Exciting, those are looking super cool! If the blips it's finding are small enough, do you think that sorting by probability would effectively hide the red herrings?

[Eh2406]

New version, gist, the thought is that if we are in new behavior then skiping a day wont matter whereas if we are in a blip it will. So prob is now the more likely of this or the next datapoint is given the previous 10 points.

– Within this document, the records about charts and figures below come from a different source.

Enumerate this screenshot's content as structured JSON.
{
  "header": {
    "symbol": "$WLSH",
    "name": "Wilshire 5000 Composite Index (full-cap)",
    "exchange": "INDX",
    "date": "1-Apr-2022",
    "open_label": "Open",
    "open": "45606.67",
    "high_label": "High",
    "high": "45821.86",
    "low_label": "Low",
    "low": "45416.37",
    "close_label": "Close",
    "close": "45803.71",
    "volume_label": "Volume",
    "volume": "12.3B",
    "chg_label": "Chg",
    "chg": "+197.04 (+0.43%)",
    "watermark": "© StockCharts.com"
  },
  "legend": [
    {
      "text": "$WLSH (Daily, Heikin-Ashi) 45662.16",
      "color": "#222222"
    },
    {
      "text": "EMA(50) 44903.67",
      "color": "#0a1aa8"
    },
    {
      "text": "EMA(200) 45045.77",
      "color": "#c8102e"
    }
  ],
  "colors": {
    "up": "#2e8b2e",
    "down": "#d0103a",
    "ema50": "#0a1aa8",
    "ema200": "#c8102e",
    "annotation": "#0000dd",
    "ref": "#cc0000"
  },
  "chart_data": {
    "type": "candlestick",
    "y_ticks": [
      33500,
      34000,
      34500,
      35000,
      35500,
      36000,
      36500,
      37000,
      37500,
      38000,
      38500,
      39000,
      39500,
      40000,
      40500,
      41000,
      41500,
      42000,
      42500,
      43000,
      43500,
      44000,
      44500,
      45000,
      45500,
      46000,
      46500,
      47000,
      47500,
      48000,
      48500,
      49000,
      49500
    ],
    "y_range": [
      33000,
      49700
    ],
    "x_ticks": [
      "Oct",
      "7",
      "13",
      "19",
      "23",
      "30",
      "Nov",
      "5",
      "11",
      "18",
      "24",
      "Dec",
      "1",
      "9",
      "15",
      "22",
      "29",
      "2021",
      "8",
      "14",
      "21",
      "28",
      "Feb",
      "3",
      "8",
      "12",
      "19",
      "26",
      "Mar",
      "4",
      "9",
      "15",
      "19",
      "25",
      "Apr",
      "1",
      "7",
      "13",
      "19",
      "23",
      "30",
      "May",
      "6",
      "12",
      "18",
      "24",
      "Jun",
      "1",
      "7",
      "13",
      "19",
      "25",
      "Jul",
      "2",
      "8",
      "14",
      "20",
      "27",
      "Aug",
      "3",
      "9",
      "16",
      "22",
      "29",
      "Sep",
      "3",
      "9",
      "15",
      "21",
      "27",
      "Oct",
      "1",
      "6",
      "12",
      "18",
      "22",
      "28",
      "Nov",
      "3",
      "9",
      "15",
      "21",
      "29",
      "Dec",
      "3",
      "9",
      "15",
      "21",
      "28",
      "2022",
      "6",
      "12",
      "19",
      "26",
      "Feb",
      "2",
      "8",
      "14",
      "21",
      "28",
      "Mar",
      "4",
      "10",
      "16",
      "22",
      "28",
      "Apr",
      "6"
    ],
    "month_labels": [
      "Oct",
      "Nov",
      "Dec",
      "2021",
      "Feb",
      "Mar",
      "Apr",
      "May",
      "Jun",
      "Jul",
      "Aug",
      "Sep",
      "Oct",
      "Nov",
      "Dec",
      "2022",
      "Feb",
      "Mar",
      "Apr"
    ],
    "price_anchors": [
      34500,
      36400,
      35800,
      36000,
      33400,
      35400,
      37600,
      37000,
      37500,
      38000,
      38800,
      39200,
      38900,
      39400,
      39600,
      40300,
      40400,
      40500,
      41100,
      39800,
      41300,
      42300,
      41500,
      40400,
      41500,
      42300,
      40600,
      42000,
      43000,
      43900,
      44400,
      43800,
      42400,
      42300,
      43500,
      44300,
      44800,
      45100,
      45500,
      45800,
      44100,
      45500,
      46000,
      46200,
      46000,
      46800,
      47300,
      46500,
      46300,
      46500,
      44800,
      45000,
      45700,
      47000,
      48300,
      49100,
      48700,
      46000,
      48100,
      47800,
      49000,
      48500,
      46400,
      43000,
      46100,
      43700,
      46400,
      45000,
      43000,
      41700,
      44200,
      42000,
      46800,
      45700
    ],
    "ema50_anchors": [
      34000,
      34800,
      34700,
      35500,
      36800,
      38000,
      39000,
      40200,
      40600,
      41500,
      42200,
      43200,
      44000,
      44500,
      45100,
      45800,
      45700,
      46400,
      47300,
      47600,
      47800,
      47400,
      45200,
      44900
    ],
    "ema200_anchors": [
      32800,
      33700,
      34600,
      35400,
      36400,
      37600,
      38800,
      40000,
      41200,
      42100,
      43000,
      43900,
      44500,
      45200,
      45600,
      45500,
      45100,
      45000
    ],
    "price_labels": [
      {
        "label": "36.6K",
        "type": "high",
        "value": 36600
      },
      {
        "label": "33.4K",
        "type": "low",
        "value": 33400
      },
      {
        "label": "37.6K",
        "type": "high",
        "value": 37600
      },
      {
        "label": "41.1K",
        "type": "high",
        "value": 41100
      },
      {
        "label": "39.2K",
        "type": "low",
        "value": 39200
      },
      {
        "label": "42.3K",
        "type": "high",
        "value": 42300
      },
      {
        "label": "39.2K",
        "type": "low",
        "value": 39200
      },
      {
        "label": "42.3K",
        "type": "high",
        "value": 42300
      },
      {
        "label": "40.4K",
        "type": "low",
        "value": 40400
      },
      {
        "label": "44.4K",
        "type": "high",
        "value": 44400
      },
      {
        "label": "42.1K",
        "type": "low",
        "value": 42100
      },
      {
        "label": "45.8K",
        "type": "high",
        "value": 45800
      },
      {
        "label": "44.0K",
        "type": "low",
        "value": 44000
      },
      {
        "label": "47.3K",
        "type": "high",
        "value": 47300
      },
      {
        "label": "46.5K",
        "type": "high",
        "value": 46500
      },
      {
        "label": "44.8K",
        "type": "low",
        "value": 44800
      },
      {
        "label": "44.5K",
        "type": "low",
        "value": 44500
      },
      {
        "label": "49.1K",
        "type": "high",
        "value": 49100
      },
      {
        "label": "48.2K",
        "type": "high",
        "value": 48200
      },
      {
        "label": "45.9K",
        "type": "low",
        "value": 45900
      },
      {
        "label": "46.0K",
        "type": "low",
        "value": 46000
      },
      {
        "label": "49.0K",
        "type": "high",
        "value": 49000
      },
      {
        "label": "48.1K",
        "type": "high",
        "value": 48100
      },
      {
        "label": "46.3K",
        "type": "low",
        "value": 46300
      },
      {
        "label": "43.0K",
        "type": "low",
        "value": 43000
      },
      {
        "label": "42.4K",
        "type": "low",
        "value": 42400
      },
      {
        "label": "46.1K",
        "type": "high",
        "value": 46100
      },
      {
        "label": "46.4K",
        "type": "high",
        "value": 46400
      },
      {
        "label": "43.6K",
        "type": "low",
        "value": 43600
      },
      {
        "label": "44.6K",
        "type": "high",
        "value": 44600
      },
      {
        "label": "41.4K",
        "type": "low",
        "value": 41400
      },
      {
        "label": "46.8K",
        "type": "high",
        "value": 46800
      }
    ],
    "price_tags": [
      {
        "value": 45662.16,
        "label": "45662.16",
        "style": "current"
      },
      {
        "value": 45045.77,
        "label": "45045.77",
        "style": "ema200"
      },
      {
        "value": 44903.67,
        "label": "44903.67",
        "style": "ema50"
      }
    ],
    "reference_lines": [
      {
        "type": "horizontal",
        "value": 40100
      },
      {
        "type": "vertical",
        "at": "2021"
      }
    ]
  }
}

To work thru the examples from the graphs:

• rayon_1_0_0::pythagoras::euclid_parallel_weightless: Day 31 infinitely improbable (clipped to -1000) as the nanoseconds is completely out of the range seen before and it is not just one day.
• rayon_1_0_0::pythagoras::euclid_parallel_one: Day 29 and 30 have large change in ref-cpu-cycles. Day 31 nanoseconds seems to have changed.
• brotli_1_1_3::bench_e2e_decode_q9_5_1024k: nanoseconds and ref-cpu-cycles are odd for those 3 days.
• rayon_1_0_0::map_collect::i_mod_10_to_i::with_linked_list_collect_vec: Big jump in nanoseconds for the last two days.
• quickcheck_0_6_1::shrink_vec_u8_1_tuple: Everything regrets on day 31.
• rayon_1_0_0::map_collect::i_to_i::with_linked_list_collect_vec_sized: Don't know why it thinks day 42 is so odd. Maybe correlations? The combination of low ref-cpu-cycles and hi nanoseconds is new.
• rayon_1_0_0::vec_collect::vec_i::with_vec_vec_sized: Really don't know why it thinks day 28 is so odd. It missed day 9 change in nanoseconds because it uses 10 days as training data.

[anp]

I've implemented something based on the gist you shared above, and it should be live at https://blog.anp.lol/lolbench-data soon!

There's definitely more work to do, but for a first pass it's producing some pretty good results!